If you're in the market for a condominium, you may find it a little harder to raise mortgage money than for a single-family home.

In theory, houses and condos are about the same. In both cases you own the deed, seek mortgage financing, pay your own real estate taxes and take the profits when you sell. A condo is a home within a larger building rather than a home on a separate plot of land.

Many condominiums are just as easily financed as detached houses, and on the same terms. But others are not popular with lenders. Here are two situations that lenders might avoid, according to Dallas Bennewitz of the U.S. League of Savings Associations:

Buildings where 40 percent or more of the units are rented rather than occupied by their owners. Monthly maintenance costs tend to be higher in heavily rented buildings, and tenants don't always take good care of the property. "Renters demand more services than owners, and more things can go wrong," Bennewitz told my associate, Virginia Wilson.

If you buy a condo in a partly rented building, maintenance costs may rise more sharply than you expected -- maybe to the point where it's hard for you to carry the property. Lenders worry about this.

Buildings that are new to the lender. Condominium bylaws typically run to dozens of pages and occasionally restrict the mortgage lender's right to foreclose or to resell. Naturally, no lender wants to get caught in that sort of bind. So all the papers on each condo project have to be studied closely by the lender's legal department, which may not want to do the work for just one loan.

Where a building is being converted from an older apartment house, the lender may want to study the engineer's report and other documents to be sure the place is sound. If the bank actually is working with the builder or converter, it has a good sense of what is going into the building and what the units are worth. But if the lender has had no previous connection with the project, it may not want to get involved.

Lenders also may shy away from buildings that are running down. A poorly governed condo may not know how to handle deadbeats, collect maintenance payments on time and keep the building in good condition. As the lobby and landscaping starts to look tacky, mortgages become harder to get.

You can often raise money for a run-down house in a good neighborhood because the bank expects you to refurbish it. But no matter how much money you sink into your condominium unit, you cannot singlehandedly put the entire building back in shape.

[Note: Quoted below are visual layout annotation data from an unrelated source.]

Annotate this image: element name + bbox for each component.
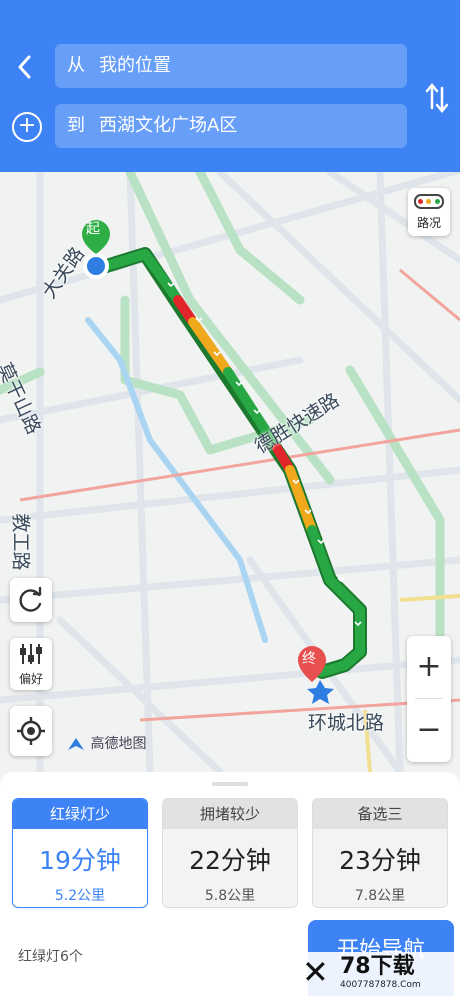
refresh-button[interactable] (10, 578, 52, 622)
route-time: 23分钟 (339, 846, 421, 875)
watermark: ✕ 78下载 4007787878.Com (298, 952, 460, 996)
swap-icon[interactable] (424, 78, 450, 118)
map-logo-text: 高德地图 (90, 736, 147, 752)
route-distance: 7.8公里 (354, 888, 406, 904)
map-logo: 高德地图 (66, 733, 146, 753)
add-icon[interactable]: + (12, 112, 42, 142)
zoom-out-button[interactable]: − (407, 699, 451, 761)
route-tag: 拥堵较少 (163, 799, 297, 829)
back-icon[interactable] (14, 52, 36, 82)
start-marker-label: 起 (86, 221, 100, 237)
current-location-dot (87, 257, 105, 275)
watermark-logo-icon: ✕ (302, 953, 329, 991)
route-card-1[interactable]: 红绿灯少 19分钟 5.2公里 (12, 798, 148, 908)
road-label-jiaogong: 教工路 (9, 513, 32, 571)
origin-value: 我的位置 (99, 55, 171, 76)
destination-star-icon (307, 680, 334, 704)
route-card-2[interactable]: 拥堵较少 22分钟 5.8公里 (162, 798, 298, 908)
origin-prefix: 从 (67, 55, 85, 76)
watermark-title: 78下载 (340, 954, 415, 979)
traffic-light-count: 红绿灯6个 (18, 949, 83, 965)
sheet-handle[interactable] (212, 782, 248, 786)
route-time: 22分钟 (189, 846, 271, 875)
traffic-label: 路况 (416, 216, 441, 230)
amap-logo-icon (68, 738, 84, 750)
zoom-controls: + − (407, 636, 451, 762)
route-tag: 红绿灯少 (13, 799, 147, 829)
end-marker-label: 终 (302, 651, 316, 667)
route-card-3[interactable]: 备选三 23分钟 7.8公里 (312, 798, 448, 908)
route-time: 19分钟 (39, 846, 121, 875)
locate-icon (17, 717, 45, 745)
route-distance: 5.2公里 (54, 888, 106, 904)
traffic-light-icon (414, 194, 444, 209)
destination-field[interactable]: 到 西湖文化广场A区 (55, 104, 407, 148)
origin-field[interactable]: 从 我的位置 (55, 44, 407, 88)
destination-prefix: 到 (67, 115, 85, 136)
route-distance: 5.8公里 (204, 888, 256, 904)
route-tag: 备选三 (313, 799, 447, 829)
road-label-huancheng: 环城北路 (308, 712, 385, 734)
preference-label: 偏好 (18, 672, 43, 686)
route-header: 从 我的位置 + 到 西湖文化广场A区 (0, 0, 460, 172)
watermark-url: 4007787878.Com (340, 980, 421, 990)
preference-button[interactable]: 偏好 (10, 638, 52, 690)
traffic-toggle-button[interactable]: 路况 (408, 188, 450, 236)
destination-value: 西湖文化广场A区 (99, 115, 238, 136)
zoom-in-button[interactable]: + (407, 636, 451, 698)
preference-icon (20, 644, 42, 664)
route-segment-slow (285, 465, 317, 535)
locate-button[interactable] (10, 706, 52, 756)
map-view[interactable]: 起 终 大关路 莫干山路 德胜快速路 教工路 环城北路 (0, 172, 460, 772)
refresh-icon (19, 586, 42, 612)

Your own bank or savings and loan association is the first place to look for condo financing. Sometimes those agencies finance their own customers at lower interest rates than they charge strangers. If your bank won't help, try the bank that financed the condo project.

In many cases, financing is available through the builder or condo converter. Some builders can provide you with a low mortgage-interest rate for the first few years that you own the condo. Others may pay you a monthly rebate for the first year or two to lower the unit's carrying costs.

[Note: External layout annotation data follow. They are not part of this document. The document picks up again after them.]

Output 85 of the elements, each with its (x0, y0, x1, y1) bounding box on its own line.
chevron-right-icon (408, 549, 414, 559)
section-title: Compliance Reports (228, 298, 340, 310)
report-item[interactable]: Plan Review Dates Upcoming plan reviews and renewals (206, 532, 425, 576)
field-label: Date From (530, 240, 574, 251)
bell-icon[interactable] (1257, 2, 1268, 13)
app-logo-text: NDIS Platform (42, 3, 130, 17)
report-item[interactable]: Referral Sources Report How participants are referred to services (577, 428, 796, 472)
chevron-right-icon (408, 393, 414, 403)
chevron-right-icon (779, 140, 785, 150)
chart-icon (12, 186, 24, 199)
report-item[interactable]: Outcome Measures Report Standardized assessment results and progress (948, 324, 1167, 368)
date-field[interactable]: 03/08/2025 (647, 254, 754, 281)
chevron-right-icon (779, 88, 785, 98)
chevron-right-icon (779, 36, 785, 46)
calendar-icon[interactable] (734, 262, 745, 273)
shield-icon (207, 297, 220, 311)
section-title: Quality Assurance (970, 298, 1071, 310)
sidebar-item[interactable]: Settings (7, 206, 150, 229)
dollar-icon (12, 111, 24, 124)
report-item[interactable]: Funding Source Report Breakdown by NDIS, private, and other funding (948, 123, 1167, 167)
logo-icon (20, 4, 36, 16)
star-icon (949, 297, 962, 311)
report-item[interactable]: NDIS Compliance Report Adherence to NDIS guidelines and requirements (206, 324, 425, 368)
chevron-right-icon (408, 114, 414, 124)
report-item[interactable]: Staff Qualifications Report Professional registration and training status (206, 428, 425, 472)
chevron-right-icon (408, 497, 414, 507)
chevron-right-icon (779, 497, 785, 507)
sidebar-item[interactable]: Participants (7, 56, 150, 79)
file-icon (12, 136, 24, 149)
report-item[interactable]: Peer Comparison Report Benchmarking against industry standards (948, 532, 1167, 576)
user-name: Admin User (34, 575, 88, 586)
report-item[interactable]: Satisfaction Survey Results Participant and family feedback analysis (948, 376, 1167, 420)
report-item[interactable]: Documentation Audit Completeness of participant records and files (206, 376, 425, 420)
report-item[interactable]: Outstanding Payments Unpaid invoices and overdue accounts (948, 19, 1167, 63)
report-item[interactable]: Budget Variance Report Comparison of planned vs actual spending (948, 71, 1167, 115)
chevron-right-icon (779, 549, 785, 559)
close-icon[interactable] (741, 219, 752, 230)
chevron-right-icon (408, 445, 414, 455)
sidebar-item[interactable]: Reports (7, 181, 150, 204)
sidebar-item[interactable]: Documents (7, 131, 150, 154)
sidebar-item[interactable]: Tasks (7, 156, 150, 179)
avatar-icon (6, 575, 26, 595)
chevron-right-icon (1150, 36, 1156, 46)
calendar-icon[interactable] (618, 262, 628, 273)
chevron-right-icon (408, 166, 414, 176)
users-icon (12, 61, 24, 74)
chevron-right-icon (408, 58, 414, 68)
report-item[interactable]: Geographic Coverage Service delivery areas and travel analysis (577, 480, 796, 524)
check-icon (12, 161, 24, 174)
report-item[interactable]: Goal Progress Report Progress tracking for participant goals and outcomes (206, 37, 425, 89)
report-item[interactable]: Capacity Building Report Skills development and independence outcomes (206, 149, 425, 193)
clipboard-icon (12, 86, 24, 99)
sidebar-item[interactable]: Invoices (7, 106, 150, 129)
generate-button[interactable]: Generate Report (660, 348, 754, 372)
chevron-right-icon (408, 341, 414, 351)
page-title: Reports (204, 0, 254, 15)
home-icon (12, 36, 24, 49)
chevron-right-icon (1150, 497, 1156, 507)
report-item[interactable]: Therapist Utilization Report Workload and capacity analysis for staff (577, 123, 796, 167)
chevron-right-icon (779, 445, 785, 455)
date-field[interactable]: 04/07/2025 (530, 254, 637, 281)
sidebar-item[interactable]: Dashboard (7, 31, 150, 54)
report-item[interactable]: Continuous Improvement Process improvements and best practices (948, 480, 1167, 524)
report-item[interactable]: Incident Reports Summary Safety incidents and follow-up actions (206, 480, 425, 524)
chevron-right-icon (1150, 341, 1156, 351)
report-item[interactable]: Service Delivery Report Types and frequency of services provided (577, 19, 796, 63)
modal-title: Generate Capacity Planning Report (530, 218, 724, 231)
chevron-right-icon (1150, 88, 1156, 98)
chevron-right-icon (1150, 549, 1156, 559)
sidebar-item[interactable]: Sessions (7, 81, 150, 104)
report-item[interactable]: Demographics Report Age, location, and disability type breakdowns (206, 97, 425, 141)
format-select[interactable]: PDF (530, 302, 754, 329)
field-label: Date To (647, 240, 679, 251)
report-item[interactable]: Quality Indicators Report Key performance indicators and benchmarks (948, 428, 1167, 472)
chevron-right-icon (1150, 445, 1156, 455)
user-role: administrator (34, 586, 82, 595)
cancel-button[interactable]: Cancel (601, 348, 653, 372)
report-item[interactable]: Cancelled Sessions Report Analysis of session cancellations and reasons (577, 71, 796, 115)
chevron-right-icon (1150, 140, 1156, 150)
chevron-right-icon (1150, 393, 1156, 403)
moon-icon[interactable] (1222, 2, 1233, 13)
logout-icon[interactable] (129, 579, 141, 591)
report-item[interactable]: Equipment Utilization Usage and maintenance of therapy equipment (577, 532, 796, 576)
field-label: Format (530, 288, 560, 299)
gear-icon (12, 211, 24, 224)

Cooperative apartments are a different form of ownership from a condo, and harder to finance. With a co-op you do not directly own your living unit; you own a share in the building as a whole. These apartments are found mainly in New York, Chicago and Washington, and typically exert more control over who buys into them than condominiums do.

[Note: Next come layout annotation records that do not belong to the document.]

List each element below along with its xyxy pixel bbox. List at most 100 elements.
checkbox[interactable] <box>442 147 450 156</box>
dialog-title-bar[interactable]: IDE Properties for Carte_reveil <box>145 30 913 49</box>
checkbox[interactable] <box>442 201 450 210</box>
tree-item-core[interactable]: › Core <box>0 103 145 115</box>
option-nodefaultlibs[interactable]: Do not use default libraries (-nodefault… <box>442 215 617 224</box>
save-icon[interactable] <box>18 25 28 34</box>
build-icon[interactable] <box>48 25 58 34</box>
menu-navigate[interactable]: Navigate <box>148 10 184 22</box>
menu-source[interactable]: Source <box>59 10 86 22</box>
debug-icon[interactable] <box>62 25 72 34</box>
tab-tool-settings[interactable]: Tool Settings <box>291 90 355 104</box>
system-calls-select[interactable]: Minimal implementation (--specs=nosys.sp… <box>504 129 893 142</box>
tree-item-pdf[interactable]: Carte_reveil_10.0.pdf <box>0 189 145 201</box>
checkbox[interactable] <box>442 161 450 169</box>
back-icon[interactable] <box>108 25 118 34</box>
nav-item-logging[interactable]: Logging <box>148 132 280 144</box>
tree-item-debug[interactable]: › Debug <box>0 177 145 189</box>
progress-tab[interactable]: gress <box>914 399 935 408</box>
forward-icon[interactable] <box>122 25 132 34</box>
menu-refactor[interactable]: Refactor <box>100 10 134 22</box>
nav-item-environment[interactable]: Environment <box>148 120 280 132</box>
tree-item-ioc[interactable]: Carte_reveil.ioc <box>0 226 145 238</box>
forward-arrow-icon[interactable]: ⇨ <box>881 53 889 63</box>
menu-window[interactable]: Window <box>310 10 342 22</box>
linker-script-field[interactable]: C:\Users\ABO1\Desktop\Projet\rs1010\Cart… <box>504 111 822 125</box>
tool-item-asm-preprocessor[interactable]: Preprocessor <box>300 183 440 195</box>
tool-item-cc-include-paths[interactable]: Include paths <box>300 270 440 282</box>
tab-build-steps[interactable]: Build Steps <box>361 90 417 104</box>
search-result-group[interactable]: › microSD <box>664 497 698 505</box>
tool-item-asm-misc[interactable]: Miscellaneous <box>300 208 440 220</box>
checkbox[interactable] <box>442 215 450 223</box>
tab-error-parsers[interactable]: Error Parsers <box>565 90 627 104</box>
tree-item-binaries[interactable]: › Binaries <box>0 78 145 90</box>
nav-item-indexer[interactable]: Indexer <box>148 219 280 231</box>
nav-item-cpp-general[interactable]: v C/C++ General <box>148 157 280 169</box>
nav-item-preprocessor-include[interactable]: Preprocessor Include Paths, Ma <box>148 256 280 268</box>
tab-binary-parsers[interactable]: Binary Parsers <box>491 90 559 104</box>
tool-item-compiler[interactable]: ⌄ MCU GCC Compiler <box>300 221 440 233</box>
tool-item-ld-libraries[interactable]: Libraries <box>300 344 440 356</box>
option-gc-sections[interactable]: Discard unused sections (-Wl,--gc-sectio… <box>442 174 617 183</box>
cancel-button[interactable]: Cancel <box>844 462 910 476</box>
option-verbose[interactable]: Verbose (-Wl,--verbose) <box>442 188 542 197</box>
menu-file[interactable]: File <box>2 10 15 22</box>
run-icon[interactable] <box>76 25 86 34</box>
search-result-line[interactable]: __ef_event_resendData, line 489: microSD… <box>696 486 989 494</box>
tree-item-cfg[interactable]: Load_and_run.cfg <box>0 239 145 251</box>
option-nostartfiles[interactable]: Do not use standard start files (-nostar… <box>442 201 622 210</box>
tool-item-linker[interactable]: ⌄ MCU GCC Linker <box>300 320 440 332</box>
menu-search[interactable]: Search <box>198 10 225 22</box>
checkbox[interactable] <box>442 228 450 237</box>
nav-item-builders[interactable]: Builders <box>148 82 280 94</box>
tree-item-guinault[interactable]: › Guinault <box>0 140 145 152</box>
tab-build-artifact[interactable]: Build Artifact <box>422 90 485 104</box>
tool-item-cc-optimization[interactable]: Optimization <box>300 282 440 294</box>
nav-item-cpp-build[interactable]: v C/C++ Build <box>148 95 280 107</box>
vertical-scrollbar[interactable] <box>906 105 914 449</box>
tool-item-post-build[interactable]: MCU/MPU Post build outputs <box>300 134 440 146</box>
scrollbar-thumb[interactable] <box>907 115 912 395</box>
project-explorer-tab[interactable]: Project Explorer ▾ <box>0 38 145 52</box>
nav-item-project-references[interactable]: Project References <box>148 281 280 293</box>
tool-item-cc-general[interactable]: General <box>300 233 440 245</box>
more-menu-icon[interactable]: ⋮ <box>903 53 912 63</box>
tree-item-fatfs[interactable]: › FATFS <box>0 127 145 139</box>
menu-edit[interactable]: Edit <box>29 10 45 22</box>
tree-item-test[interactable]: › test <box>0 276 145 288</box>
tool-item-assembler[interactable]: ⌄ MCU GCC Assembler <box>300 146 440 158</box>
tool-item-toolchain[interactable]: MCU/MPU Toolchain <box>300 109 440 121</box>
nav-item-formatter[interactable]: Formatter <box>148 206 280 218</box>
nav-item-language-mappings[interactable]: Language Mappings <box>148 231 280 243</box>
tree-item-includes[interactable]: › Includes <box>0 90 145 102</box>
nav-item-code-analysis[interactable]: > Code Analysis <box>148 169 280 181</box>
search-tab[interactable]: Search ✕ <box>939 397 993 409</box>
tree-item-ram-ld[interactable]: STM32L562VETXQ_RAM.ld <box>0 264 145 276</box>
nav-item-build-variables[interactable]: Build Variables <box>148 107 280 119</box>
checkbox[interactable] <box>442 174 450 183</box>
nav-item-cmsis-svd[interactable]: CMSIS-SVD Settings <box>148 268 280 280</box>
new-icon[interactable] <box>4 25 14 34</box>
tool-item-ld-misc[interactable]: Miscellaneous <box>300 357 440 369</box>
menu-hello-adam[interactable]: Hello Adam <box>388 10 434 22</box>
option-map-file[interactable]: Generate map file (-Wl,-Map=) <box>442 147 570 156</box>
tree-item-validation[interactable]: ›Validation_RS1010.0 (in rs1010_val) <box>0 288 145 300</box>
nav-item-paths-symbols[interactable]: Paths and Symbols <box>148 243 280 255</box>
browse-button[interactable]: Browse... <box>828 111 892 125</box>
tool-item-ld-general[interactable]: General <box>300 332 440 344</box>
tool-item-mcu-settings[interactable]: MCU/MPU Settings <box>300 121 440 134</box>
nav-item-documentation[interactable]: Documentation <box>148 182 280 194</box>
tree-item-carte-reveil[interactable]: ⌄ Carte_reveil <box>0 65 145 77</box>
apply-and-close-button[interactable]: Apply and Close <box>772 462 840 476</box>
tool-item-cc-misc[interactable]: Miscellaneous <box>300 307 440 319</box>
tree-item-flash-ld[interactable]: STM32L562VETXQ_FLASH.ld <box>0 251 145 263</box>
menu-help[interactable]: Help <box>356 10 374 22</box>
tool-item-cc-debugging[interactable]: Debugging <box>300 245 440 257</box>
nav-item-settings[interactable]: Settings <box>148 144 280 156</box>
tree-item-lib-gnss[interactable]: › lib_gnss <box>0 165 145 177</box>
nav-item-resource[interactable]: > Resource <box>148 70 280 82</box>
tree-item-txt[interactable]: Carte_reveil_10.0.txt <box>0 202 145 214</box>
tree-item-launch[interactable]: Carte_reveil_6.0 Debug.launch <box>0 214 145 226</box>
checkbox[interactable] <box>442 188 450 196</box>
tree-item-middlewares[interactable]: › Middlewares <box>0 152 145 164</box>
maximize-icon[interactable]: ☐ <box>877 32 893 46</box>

When a bank lends you money on a co-op, it cannot easily resell that loan to third-party investors, as is commonly done with condominium loans. The ability to resell loans is crucial to banks because that's the only way they can replenish their pools of lendable funds.

The nation's largest mortgage buyers -- the Federal National Mortgage Association and the Federal Home Loan Mortgage Corp. -- recently considered a program for buying co-op loans, but both put it on a back burner. So financing will stay tight. Co-op apartments generally require larger downpayments than condominiums do; co-op loans carry higher interest rates and usually are made available only to higher-income people.